The sand-creatures seem to be suffering no ill-effects from the increasingly-thick particulate floating everywhere; one blasts the party with another scouring cone. Morningstar is nearly blinded by the grit in her eyes., and finds it easier simply to fight with them closed. Flicker and Dranko launch minimally-effective weapon attacks, but Grey Wolf loads a maximized acid orb into Bostock and swings with a quickened true strike. A large part of its shoulder erupts in a miasma of sand and acid, its granules joining the ever-thickening cloud. Bostock rejoices. We will smite these creatures together! We can end this fight!

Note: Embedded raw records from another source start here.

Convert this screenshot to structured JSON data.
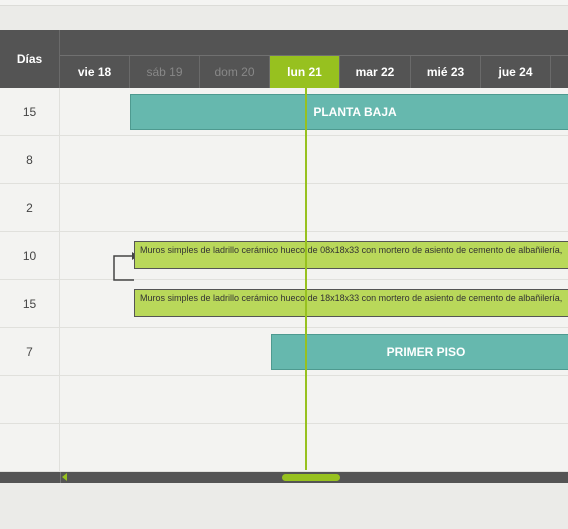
{
  "header": {
    "days_label": "Días",
    "dates": [
      {
        "label": "vie 18",
        "type": "weekday"
      },
      {
        "label": "sáb 19",
        "type": "weekend"
      },
      {
        "label": "dom 20",
        "type": "weekend"
      },
      {
        "label": "lun 21",
        "type": "today"
      },
      {
        "label": "mar 22",
        "type": "weekday"
      },
      {
        "label": "mié 23",
        "type": "weekday"
      },
      {
        "label": "jue 24",
        "type": "weekday"
      }
    ]
  },
  "rows": [
    {
      "days": "15"
    },
    {
      "days": "8"
    },
    {
      "days": "2"
    },
    {
      "days": "10"
    },
    {
      "days": "15"
    },
    {
      "days": "7"
    },
    {
      "days": ""
    },
    {
      "days": ""
    }
  ],
  "bars": {
    "planta_baja": "PLANTA BAJA",
    "task_1": "Muros simples de ladrillo cerámico hueco de 08x18x33 con mortero de asiento de cemento de albañilería,",
    "task_2": "Muros simples de ladrillo cerámico hueco de 18x18x33 con mortero de asiento de cemento de albañilería,",
    "primer_piso": "PRIMER PISO"
  },
  "colors": {
    "header_bg": "#545454",
    "today_accent": "#97c11f",
    "summary_bar": "#66b8ae",
    "task_bar": "#b9d85a"
  }
}
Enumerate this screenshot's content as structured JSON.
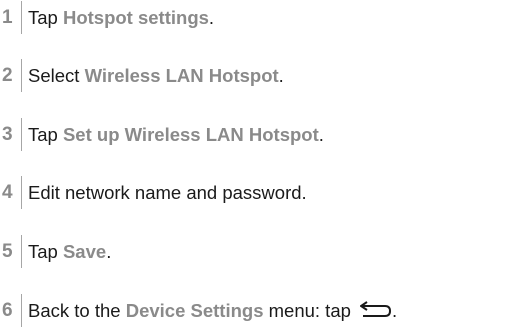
{
  "steps": [
    {
      "number": "1",
      "prefix": "Tap ",
      "highlight": "Hotspot settings",
      "suffix": "."
    },
    {
      "number": "2",
      "prefix": "Select ",
      "highlight": "Wireless LAN Hotspot",
      "suffix": "."
    },
    {
      "number": "3",
      "prefix": "Tap ",
      "highlight": "Set up Wireless LAN Hotspot",
      "suffix": "."
    },
    {
      "number": "4",
      "text": "Edit network name and password."
    },
    {
      "number": "5",
      "prefix": "Tap ",
      "highlight": "Save",
      "suffix": "."
    },
    {
      "number": "6",
      "prefix": "Back to the ",
      "highlight": "Device Settings",
      "suffix": " menu: tap ",
      "icon": "back-arrow-icon",
      "suffix2": "."
    }
  ],
  "colors": {
    "highlight": "#8a8a8a",
    "text": "#1a1a1a",
    "divider": "#a6a6a6"
  }
}
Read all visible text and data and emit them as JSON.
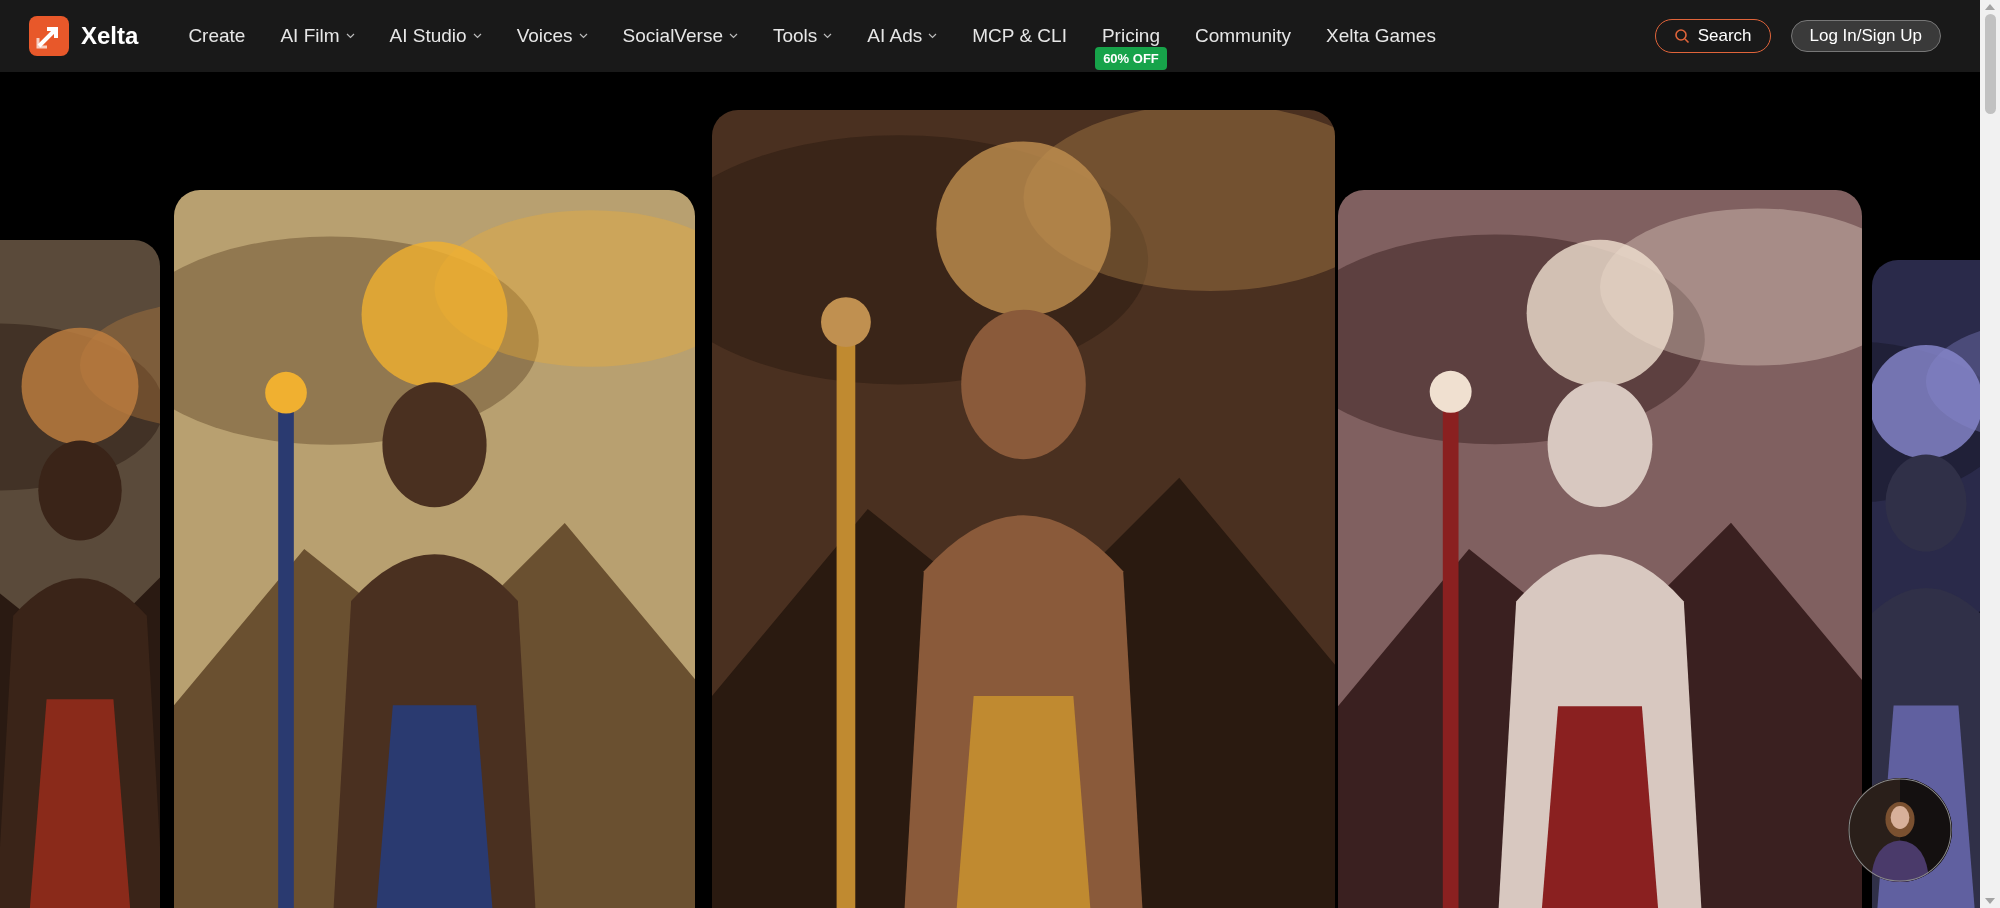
{
  "brand": {
    "name": "Xelta"
  },
  "nav": [
    {
      "label": "Create",
      "has_menu": false
    },
    {
      "label": "AI Film",
      "has_menu": true
    },
    {
      "label": "AI Studio",
      "has_menu": true
    },
    {
      "label": "Voices",
      "has_menu": true
    },
    {
      "label": "SocialVerse",
      "has_menu": true
    },
    {
      "label": "Tools",
      "has_menu": true
    },
    {
      "label": "AI Ads",
      "has_menu": true
    },
    {
      "label": "MCP & CLI",
      "has_menu": false
    },
    {
      "label": "Pricing",
      "has_menu": false,
      "badge": "60% OFF"
    },
    {
      "label": "Community",
      "has_menu": false
    },
    {
      "label": "Xelta Games",
      "has_menu": false
    }
  ],
  "search_button": {
    "label": "Search"
  },
  "login_button": {
    "label": "Log In/Sign Up"
  }
}
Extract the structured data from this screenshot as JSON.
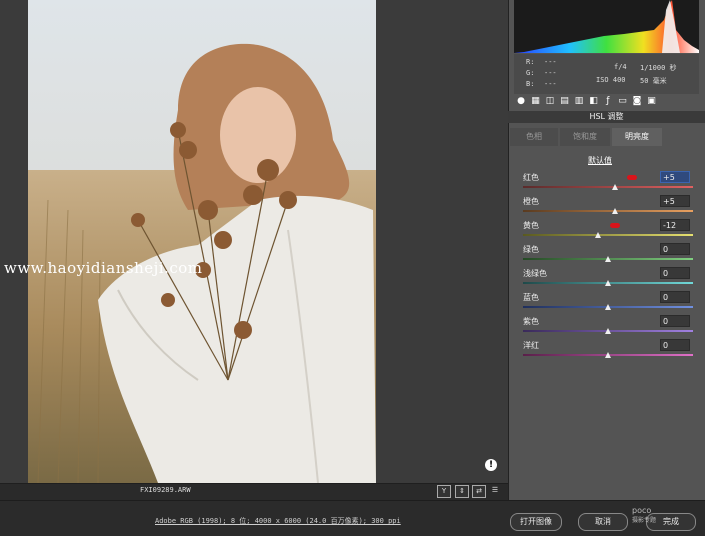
{
  "image": {
    "filename": "FXI09289.ARW",
    "watermark": "www.haoyidiansheji.com"
  },
  "info": {
    "r_label": "R:",
    "g_label": "G:",
    "b_label": "B:",
    "r_value": "---",
    "g_value": "---",
    "b_value": "---",
    "aperture": "f/4",
    "shutter": "1/1000 秒",
    "iso": "ISO 400",
    "focal": "50 毫米"
  },
  "panel": {
    "section_title": "HSL 调整",
    "tabs": [
      {
        "label": "色相"
      },
      {
        "label": "饱和度"
      },
      {
        "label": "明亮度"
      }
    ],
    "active_tab": "明亮度",
    "default_label": "默认值",
    "sliders": [
      {
        "label": "红色",
        "value": "+5",
        "pos": 0.54,
        "gradient": [
          "#5b2b2b",
          "#e06060"
        ],
        "selected": true,
        "marked": true
      },
      {
        "label": "橙色",
        "value": "+5",
        "pos": 0.54,
        "gradient": [
          "#5a3b20",
          "#e8a060"
        ],
        "selected": false,
        "marked": false
      },
      {
        "label": "黄色",
        "value": "-12",
        "pos": 0.44,
        "gradient": [
          "#5a5a20",
          "#e6e070"
        ],
        "selected": false,
        "marked": true
      },
      {
        "label": "绿色",
        "value": "0",
        "pos": 0.5,
        "gradient": [
          "#254a25",
          "#80d080"
        ],
        "selected": false,
        "marked": false
      },
      {
        "label": "浅绿色",
        "value": "0",
        "pos": 0.5,
        "gradient": [
          "#1f4a4a",
          "#70d8d8"
        ],
        "selected": false,
        "marked": false
      },
      {
        "label": "蓝色",
        "value": "0",
        "pos": 0.5,
        "gradient": [
          "#1f2f5c",
          "#7090e0"
        ],
        "selected": false,
        "marked": false
      },
      {
        "label": "紫色",
        "value": "0",
        "pos": 0.5,
        "gradient": [
          "#3a2a5a",
          "#a080e0"
        ],
        "selected": false,
        "marked": false
      },
      {
        "label": "洋红",
        "value": "0",
        "pos": 0.5,
        "gradient": [
          "#5a1f4a",
          "#e070c8"
        ],
        "selected": false,
        "marked": false
      }
    ]
  },
  "toolbar_icons": [
    "aperture-icon",
    "grid-icon",
    "tone-curve-icon",
    "detail-icon",
    "hsl-icon",
    "split-toning-icon",
    "fx-icon",
    "lens-icon",
    "calibration-icon",
    "presets-icon"
  ],
  "bottom": {
    "workflow_text": "Adobe RGB (1998); 8 位; 4000 x 6000 (24.0 百万像素); 300 ppi",
    "open_image": "打开图像",
    "cancel": "取消",
    "done": "完成",
    "brand": "poco",
    "brand_sub": "摄影专题"
  },
  "view_buttons": [
    "Y",
    "compare-icon",
    "swap-icon",
    "settings-icon"
  ]
}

Ernie remembers he’s still carrying a wind fan. He uses it to cast gust of wind, and manages to clear a wide line of space through the middle of the debris field. The fourth sand-creature, the one that had made it over the original force wall, drops down upon him, scraping his armor but otherwise failing to cause harm. The one nearest Grey Wolf, perhaps peeved at the acidic sword-swing, returns the favor with a brutal flurry of swings from its sword. Grey Wolf’s face is lacerated, blood caking the sand in his eyes. He wipes it away, wincing, but a second later his pain is eased, along with everyone else’s. Morningstar has cast mass heal.
Aravis blasts two of the enemy with a lightning bolt. Kibi follows up with a maximized earth bolt, and another one of the sand creatures bursts into pieces. Two left, not counting the pair that prowls on the far side of the wall of force.
Make that one left, after Dranko unleashes a hasted full assault with his whip, releasing the sand from another guardian to float with all the rest. Now it’s getting hard to breath; each breath inadvertently sucks in sand particles.
That last attacking sand creature is able to get one more attack, blasting Grey Wolf, Kibi and Ernie with a shredding cone. But the combined attacks from the rest of the party bring it down immediately after.
There are still two more, prowling on the far side of the wall of corce, splashing nearly continuous sprays of sand against it, waiting.
Everyone gets ready to attack, and Kibi drops the wall. The sand-creatures are first to react, and the Company endures two overlapping sand-blast cones. But thanks to Morningstar’s recent palliative, they endure this fairly well, before returning fire. Flame strike. Maximized cone of cold. Maximized lightning bolt channeled through Bostock. Searing darkness. Another maximized cone of cold. The last of the sand-guardians is ripped apart by magical energies, and their collective bodies now float around the party in a single enormous cloud.
Their cheers of victory are short lived. All of the hovering sand begins to slide past their faces, and in a matter of seconds has congealed into an enormous compact ball some 15’ in diameter. The new sand-sphere sprouts tentacles, and something like an enormous eye opens in its center and regards the party balefully.
Dranko returns its stare and gulps. “Ah, crap.”